Na razie przewoźnik zapowiedział zawieszenie połączeń z lotniska Stansted pod Londynem do Krakowa i Rzeszowa od 4 listopada do 19 grudnia. Od obu portów domaga się wręcz zniesienia opłat. Ponadto od 26 października Ryanair zamyka połączenie Warszawa – Dublin. Planuje za to nowe połączenia ze Stansted do Katowic (od 21 grudnia).

14 proc. o tyle zmniejszy się w sumie liczba lotów Ryanairu według planu oszczędnościowego firmy

Decyzja Ryanair nie jest zaskoczeniem. Wszystkie linie lotnicze drastycznie tną koszty z powodu wysokich cen paliwa. A listopad i początek grudnia to tradycyjnie okres zmniejszonego ruchu.

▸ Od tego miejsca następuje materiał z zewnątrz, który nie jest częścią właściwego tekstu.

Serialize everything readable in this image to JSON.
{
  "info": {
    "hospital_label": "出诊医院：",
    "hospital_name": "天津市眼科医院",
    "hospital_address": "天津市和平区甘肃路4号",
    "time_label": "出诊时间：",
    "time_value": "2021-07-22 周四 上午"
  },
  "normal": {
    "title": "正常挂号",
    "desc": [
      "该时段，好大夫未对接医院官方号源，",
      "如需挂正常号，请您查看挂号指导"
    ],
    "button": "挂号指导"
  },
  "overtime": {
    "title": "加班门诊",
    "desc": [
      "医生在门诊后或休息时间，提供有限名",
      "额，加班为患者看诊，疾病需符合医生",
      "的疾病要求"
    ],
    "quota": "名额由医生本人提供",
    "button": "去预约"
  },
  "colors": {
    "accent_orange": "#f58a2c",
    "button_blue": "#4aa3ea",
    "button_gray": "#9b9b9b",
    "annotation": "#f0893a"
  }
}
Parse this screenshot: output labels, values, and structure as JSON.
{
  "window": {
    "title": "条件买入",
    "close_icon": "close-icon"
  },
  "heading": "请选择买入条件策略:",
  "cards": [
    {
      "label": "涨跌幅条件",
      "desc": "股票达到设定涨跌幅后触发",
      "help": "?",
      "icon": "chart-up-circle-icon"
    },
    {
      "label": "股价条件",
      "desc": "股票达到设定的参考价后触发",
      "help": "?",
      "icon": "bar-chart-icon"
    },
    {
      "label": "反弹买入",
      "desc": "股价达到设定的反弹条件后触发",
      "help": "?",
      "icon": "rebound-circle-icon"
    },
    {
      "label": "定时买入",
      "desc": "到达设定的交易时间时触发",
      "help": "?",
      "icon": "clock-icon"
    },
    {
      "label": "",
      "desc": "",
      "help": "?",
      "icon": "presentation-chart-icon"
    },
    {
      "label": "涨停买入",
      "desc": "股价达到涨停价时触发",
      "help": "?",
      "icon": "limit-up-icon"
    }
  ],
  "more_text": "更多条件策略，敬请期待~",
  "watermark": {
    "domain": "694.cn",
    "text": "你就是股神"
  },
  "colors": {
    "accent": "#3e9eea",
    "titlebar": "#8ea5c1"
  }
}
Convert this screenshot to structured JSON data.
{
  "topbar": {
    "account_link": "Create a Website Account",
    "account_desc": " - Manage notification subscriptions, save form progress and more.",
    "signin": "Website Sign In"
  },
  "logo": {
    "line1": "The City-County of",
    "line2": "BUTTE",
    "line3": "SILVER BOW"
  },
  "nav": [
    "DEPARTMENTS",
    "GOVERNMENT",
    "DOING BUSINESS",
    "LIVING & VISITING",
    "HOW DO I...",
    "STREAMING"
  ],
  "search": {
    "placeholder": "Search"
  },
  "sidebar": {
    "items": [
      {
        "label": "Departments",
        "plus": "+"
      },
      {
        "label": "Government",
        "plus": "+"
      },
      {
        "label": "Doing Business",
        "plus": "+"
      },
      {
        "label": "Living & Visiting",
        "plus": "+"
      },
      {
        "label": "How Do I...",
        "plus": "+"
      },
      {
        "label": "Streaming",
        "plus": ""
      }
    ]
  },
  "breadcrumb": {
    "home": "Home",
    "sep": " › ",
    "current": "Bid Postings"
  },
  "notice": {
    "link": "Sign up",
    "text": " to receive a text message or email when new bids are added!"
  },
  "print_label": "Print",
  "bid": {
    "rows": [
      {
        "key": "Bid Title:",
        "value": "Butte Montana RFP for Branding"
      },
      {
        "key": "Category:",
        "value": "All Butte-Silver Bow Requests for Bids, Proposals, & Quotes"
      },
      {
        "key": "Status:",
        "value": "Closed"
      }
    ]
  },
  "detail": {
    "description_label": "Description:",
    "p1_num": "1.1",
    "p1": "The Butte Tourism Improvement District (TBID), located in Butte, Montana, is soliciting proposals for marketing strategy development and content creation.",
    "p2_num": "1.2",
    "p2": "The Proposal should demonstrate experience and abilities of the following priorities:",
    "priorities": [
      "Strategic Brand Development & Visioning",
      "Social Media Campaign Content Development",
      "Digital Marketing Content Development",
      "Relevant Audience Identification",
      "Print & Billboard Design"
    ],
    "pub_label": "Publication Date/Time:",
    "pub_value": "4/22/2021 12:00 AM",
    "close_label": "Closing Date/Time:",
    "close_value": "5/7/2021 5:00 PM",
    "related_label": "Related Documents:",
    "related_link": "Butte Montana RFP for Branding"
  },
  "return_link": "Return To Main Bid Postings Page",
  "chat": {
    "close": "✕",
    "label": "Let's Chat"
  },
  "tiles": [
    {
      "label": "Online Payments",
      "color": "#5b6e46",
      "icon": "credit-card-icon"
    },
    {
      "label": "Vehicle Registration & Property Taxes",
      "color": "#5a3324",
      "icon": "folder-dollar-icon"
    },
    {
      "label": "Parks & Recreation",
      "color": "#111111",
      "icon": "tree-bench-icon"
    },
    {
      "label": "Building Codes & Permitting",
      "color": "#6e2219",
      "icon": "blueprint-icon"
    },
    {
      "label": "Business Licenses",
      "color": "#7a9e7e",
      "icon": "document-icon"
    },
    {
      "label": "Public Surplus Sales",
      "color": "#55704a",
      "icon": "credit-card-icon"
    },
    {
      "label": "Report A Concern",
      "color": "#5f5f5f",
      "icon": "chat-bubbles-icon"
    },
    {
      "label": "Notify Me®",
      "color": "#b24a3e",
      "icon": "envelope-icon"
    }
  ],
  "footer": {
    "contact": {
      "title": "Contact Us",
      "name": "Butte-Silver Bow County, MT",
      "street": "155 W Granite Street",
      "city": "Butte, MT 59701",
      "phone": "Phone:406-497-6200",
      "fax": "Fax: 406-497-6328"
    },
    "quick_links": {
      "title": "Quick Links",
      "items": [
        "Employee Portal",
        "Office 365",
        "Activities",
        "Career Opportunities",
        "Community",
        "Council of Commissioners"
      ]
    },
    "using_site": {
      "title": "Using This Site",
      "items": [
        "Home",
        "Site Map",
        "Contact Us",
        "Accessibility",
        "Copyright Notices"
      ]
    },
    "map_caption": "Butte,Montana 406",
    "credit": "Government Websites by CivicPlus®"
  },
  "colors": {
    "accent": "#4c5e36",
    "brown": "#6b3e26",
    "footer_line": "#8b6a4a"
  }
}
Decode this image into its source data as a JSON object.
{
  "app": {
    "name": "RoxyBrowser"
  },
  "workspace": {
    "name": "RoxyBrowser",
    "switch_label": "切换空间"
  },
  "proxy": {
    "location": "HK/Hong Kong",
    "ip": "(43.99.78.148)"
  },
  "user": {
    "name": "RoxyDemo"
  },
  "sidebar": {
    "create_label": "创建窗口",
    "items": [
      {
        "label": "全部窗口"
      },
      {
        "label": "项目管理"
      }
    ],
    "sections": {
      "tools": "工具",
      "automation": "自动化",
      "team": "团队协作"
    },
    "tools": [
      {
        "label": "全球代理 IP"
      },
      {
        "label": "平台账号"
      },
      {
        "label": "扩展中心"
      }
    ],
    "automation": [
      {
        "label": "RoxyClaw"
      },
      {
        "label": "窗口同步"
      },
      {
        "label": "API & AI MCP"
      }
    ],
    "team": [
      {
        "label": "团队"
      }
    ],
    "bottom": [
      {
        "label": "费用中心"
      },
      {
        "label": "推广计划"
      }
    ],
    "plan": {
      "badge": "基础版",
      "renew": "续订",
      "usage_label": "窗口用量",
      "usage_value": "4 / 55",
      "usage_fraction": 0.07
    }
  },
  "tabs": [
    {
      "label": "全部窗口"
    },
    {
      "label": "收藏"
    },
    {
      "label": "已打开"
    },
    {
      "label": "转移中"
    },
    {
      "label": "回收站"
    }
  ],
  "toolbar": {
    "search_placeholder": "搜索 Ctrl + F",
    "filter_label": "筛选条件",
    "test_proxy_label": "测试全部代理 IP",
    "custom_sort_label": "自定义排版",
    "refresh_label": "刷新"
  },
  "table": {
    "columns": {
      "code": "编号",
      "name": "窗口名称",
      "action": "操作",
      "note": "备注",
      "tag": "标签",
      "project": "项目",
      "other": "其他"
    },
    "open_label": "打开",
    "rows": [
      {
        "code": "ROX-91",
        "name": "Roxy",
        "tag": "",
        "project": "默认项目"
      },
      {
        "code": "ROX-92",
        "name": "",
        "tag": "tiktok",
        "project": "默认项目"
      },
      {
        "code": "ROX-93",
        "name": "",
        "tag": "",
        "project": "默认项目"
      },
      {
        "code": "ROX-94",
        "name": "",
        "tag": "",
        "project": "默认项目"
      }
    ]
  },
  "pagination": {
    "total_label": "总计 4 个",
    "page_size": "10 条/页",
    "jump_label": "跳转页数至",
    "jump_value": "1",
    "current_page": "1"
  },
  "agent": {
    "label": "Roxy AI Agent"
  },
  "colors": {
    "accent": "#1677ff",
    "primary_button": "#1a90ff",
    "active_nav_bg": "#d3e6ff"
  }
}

Według Ryanair od początku tego roku opłaty za start i lądowanie na niektórych polskich lotniskach wzrosły o 960 proc. W 2009 r. stawki te mają wzrosnąć o kolejne 40 proc. Rzecznik Polskiej Agencji Żeglugi Powietrznej Grzegorz Hlebowicz przyznaje, że podwyżki były, ale dodaje, że jednocześnie zmniejszono tzw. opłaty trasowe – ze 190 do 150 zł. W 2009 r. – zdaniem Hlebowicza – podwyżek nie będzie.

Ryanair zapowiada, że jeśli ceny nie zostaną obniżone, nie utworzy w Polsce swej bazy. Według przedstawicieli firmy akcję przeciwko wysokim opłatom organizują także inne tanie linie. – Nic o tym nie słyszałem – mówi „Rz” Marek Sławatyniec z Aviareps, reprezentujący w Polsce linię Norwegian.